Bonnie, having always had an interest in health food and the slow food movement, discovered for herself a nourishing and meditative process of creating which she called “slow art.” She has since discovered that this term was simultaneously being developed in reference to a movement against rapid and mindless consumption of art, now embodied as Slow Art Days at galleries worldwide, where art is taken in by the public in no less than ten minutes per piece. For her, both the creation and consumption of art benefit from this approach.
“Art is important because it’s an exploratory process that helps us understand more about who we are. And we don’t really give it its due, we don’t give it the time that it deserves, so we don’t get the rewards of art in our life. We don’t go slowly, we don’t look carefully, we don’t listen intently. …Slow art requires your participation, requires that you engage with it.”
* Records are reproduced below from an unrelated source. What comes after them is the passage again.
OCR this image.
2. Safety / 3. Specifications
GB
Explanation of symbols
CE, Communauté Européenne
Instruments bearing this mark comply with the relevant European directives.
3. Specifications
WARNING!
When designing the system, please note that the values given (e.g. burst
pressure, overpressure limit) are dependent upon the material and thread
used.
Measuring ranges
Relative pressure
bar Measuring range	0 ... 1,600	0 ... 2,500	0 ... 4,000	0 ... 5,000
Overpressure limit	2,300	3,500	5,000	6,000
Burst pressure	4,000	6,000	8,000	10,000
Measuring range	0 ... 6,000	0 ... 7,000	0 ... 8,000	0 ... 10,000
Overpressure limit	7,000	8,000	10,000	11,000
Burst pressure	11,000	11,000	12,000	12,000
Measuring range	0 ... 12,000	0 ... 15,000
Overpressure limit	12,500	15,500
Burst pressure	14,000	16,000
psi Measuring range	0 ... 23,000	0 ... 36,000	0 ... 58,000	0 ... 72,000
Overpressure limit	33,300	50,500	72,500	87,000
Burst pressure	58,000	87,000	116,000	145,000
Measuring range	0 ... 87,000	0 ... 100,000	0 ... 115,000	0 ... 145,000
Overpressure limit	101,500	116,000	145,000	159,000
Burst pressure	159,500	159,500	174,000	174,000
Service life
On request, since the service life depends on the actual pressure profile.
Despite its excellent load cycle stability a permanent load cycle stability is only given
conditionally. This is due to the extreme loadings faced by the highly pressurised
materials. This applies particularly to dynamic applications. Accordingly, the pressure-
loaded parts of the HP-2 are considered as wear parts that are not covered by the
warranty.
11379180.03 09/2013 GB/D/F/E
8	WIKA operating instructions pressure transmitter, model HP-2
In the presence of “Umbilicus,” one realizes how much art can tell the viewer, if one has the time and intention to listen. As a former counsellor with a particular interest in Jungian psychology, it is no surprise that Bonnie’s art is infused with symbolism and metaphor: Eggs, representing life, beginnings, fragility; wombs as places of magic and safety; the pelvis being both a container and a gateway into life; and women’s bodies, in Bonnie’s words, are simply “amazing, miraculous, beautiful.”
But she is reluctant to over-explain. Of importance to Bonnie is allowing space for the viewer to come to their own conclusions and find personal meaning from her art. “You want to be with the thing. Like a joke or magic trick, you don’t want people to explain it to you.”
For viewers who come to see Umbilicus, showing for the first time on Bowen Island, Bonnie hopes they will take the time to consider the works at the speed they were created: slowly.
Umbilicus is exhibiting at the Bowen Island Arts Council’s Gallery @ Artisan Square, July 19 – August 13, with an opening reception on July 22, 5-7pm.